Somente o Aquífero Guarani, a principal reserva de água doce da América do Sul, pode fornecer 43 trilhões de metros cúbicos por ano, o suficiente para abastecer de forma sustentável cerca de 500 milhões de habitantes. Como comparação, dos atuais 186 milhões de habitantes, o Brasil chegaria a 2050 com um total de 220 milhões, segundo projeção do economista Delfim Netto. Num exercício de imaginação, o País poderia ainda dobrar a população depois disso que o aquífero daria conta do recado.

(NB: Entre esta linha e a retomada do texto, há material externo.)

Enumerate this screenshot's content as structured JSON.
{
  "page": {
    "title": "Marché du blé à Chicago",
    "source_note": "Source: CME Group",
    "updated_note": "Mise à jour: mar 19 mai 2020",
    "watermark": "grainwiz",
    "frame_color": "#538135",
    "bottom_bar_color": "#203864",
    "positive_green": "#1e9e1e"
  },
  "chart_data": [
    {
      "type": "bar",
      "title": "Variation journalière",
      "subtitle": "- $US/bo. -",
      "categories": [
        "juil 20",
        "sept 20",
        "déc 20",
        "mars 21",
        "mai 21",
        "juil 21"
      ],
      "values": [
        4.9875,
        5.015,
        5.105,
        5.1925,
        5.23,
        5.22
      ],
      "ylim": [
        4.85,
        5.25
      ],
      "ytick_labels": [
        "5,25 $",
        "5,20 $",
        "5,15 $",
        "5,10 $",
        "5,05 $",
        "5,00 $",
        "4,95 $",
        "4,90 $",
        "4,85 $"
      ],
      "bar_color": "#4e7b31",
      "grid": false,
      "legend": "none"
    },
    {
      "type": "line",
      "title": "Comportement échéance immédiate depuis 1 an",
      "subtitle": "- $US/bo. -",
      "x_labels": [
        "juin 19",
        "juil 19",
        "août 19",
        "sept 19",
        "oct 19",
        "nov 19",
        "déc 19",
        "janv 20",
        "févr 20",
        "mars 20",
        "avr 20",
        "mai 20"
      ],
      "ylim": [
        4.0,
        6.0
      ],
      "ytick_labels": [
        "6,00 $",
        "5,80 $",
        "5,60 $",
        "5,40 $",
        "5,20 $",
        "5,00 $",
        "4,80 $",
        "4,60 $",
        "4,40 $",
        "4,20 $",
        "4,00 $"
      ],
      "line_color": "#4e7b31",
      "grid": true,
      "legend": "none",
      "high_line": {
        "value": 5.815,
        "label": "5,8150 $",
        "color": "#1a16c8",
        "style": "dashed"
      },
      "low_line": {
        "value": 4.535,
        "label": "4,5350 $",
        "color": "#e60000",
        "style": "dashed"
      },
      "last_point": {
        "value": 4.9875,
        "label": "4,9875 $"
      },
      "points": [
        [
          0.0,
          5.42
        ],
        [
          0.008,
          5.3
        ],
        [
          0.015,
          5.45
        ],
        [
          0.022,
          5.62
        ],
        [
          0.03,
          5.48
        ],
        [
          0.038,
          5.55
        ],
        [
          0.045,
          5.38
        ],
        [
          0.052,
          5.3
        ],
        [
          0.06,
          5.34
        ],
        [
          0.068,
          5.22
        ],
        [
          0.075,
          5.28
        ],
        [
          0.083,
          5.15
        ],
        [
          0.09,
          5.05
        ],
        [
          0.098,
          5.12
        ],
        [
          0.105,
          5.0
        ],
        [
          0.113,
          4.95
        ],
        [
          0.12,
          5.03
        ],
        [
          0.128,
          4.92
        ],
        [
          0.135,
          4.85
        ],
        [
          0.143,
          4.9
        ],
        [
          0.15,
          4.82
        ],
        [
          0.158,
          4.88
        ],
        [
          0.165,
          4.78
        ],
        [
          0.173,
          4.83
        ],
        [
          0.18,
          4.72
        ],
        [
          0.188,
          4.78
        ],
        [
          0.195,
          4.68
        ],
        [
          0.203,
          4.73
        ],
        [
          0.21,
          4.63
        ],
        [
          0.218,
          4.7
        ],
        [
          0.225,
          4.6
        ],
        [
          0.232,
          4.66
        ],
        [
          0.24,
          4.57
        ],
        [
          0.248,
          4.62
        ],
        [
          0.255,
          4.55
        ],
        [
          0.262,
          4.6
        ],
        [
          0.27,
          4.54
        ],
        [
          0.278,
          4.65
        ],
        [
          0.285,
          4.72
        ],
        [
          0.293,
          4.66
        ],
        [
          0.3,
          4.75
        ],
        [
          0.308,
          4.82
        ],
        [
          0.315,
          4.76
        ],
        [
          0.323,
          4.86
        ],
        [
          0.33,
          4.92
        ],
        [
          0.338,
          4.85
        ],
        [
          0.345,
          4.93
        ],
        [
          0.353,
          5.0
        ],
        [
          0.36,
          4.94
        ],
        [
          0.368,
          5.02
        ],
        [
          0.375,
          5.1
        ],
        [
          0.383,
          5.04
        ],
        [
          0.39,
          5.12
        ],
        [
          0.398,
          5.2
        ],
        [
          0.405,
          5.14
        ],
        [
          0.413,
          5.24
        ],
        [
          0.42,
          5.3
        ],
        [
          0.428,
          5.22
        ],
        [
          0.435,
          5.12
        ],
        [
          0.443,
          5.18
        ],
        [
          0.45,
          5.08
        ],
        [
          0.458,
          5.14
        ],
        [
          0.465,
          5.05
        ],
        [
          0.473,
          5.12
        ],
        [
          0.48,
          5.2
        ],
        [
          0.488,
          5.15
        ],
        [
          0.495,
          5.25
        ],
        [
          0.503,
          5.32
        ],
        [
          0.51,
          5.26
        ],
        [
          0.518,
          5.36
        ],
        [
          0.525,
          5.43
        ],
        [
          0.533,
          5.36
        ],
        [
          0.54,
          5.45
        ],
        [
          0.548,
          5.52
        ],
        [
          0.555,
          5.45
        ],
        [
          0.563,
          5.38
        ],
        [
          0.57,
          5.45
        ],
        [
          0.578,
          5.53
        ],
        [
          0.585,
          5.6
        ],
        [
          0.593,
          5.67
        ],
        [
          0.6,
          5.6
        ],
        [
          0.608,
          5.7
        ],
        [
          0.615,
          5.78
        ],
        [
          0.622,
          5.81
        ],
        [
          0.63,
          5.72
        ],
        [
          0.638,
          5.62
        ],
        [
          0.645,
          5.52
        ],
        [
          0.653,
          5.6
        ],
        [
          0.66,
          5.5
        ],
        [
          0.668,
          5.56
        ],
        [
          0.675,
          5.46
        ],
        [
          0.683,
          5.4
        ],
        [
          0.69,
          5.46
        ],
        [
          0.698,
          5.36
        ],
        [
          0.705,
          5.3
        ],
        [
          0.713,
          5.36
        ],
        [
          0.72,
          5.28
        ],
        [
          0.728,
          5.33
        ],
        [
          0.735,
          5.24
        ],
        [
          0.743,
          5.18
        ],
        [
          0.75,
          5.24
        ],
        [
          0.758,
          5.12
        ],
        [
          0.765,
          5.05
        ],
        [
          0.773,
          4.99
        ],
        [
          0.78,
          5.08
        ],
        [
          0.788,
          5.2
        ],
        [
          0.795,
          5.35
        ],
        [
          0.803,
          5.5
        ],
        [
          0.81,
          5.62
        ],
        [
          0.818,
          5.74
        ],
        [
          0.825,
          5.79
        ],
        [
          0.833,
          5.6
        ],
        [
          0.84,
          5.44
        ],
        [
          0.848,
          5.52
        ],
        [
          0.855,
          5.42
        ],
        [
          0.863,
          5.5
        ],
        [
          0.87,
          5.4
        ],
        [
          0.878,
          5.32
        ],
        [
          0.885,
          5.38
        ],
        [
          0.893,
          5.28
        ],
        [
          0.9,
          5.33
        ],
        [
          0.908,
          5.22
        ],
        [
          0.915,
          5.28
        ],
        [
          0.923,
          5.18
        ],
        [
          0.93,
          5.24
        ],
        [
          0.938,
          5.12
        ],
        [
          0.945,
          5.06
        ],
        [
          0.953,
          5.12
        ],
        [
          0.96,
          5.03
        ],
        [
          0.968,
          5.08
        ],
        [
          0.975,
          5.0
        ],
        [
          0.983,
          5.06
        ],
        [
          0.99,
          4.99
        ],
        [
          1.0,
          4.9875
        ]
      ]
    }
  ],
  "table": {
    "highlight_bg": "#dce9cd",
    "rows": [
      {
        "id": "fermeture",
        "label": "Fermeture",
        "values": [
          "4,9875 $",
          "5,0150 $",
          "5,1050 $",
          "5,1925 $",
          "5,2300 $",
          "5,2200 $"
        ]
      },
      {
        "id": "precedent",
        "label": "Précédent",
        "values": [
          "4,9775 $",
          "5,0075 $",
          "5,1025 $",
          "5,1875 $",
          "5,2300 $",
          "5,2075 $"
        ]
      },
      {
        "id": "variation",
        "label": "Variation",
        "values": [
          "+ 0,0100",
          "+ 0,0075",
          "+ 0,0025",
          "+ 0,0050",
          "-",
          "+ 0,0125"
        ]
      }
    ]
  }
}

Em seu gigantismo, ele se estende por parte do subsolo de São Paulo e de outros sete Estados brasileiros (Minas Gerais, Goiás, Mato Grosso, Mato Grosso do Sul, Paraná, Santa Catarina e Rio Grande do Sul). Sua área total é de 1,19 milhão de quilômetros quadrados e atinge ainda partes dos territórios do Uruguai, Paraguai e Argentina.

Haja água!

Claro que, por limitação geográfica, apenas uma parte do território brasileiro pode ser beneficiada por este aquífero. Mas existem outras reservas. Os números são expostos dessa forma para se fazer um comparativo em relação à riqueza dos recursos naturais e ao vastíssimo potencial das águas subterrâneas.

Ação humana

Pelo menos no Brasil, o maior problema para garantir o abastecimento de água nesta década não é a limitação de oferta para captação e tratamento, tampouco o desperdício da população ou os vazamentos nas redes. O grande desafio é o gerenciamento eficaz do uso desses mananciais. A contaminação é um dos fatores. Além da falta de tratamento de esgotos, em diversas áreas com densa exploração agrícola de São Paulo o Aquífero Guarani sofre os efeitos de agrotóxicos que se infiltram junto com a água das chuvas. E a crescente perfuração de poços artesianos tem levado a alterações na formação de subsolo que podem levar no futuro a medidas restritivas de uso.

Previsão

A propósito do Dia Mundial da Água, comemorado terça-feira, a ANA (Agência Nacional de Águas) divulgou que mais da metade dos municípios brasileiros poderá ter problemas de abastecimento nos próximos anos. Ao avaliar a oferta e o crescimento de demanda de água no País, a entidade concluiu que o Brasil precisará investir R$ 70 bilhões para assegurar o fornecimento de água tratada até 2025.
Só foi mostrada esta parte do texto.